China's financial market regulator has announced new rules for bond underwriters to prevent cut-throat competition by charging below-cost fees. This initiative aligns with Beijing's broader effort to curb disorderly competition, impacting various industries. The rules mandate better fee management and information disclosure, effective August 11.


Devdiscourse News Desk | Updated: 30-07-2025 19:14 IST | Created: 30-07-2025 19:14 IST
Crackdown on Cut-Throat Competition: China's New Bond Underwriting Rules
This image is AI-generated and does not depict any real-life event or location. It is a fictional representation created for illustrative purposes only.

China's interbank market regulator has introduced new guidelines for bond underwriters, mandating that they refrain from competing by offering below-cost fees. This move is part of Beijing's broader campaign to combat cut-throat price wars, now extending to the financial sector.

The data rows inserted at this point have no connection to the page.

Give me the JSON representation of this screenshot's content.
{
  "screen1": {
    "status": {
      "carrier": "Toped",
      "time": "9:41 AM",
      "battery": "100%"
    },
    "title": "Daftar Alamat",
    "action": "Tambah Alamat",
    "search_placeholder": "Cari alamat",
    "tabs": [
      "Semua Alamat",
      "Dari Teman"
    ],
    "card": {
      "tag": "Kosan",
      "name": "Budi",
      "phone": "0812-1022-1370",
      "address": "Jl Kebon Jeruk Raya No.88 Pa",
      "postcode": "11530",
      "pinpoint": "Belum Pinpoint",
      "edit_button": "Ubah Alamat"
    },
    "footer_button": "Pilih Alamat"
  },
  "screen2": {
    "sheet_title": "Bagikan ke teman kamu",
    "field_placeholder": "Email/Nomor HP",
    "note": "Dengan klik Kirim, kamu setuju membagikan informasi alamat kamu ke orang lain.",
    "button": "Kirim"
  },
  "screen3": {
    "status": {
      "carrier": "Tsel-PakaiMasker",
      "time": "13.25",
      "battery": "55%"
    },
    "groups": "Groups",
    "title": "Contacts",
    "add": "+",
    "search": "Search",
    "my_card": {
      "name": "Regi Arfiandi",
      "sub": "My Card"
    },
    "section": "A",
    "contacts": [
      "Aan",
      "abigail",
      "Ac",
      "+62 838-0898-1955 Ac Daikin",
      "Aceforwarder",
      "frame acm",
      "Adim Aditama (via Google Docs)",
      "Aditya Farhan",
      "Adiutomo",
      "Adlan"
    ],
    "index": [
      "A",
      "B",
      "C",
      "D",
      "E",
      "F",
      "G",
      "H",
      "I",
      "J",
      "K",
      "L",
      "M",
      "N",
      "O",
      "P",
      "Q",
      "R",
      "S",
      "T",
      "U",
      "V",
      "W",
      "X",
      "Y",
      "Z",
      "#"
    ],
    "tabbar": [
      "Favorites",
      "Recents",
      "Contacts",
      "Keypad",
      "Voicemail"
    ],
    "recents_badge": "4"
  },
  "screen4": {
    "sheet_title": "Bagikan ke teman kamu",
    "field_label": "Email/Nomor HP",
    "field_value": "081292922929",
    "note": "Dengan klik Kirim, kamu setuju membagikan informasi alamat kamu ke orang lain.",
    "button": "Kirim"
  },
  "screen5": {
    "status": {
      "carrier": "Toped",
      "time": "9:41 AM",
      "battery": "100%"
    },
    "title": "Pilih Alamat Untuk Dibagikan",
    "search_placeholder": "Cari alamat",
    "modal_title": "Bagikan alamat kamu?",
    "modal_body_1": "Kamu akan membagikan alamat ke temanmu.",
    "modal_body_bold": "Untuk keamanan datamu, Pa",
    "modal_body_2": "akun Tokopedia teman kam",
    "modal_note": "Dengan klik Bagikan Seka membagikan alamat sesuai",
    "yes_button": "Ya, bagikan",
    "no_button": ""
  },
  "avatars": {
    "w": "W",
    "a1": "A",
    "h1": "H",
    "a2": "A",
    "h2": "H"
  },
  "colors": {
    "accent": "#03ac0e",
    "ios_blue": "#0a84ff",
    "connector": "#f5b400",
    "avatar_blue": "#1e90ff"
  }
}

Authorities in China have pledged to address disorderly competition, a measure that adds to the 'anti-involution' drive targeting industries like steel, automotive, and coal. As per the National Association of Financial Market Institutional Investors (NAFMII), lead bond underwriters are prohibited from bidding with fees lower than actual costs.

The NAFMII notice emphasizes the need for maintaining good market order, coming in the wake of a probe into leading underwriters for suspected low-fee practices. Additionally, the guidelines call for improved information disclosure and adherence to market principles in pricing new issues, effective August 11.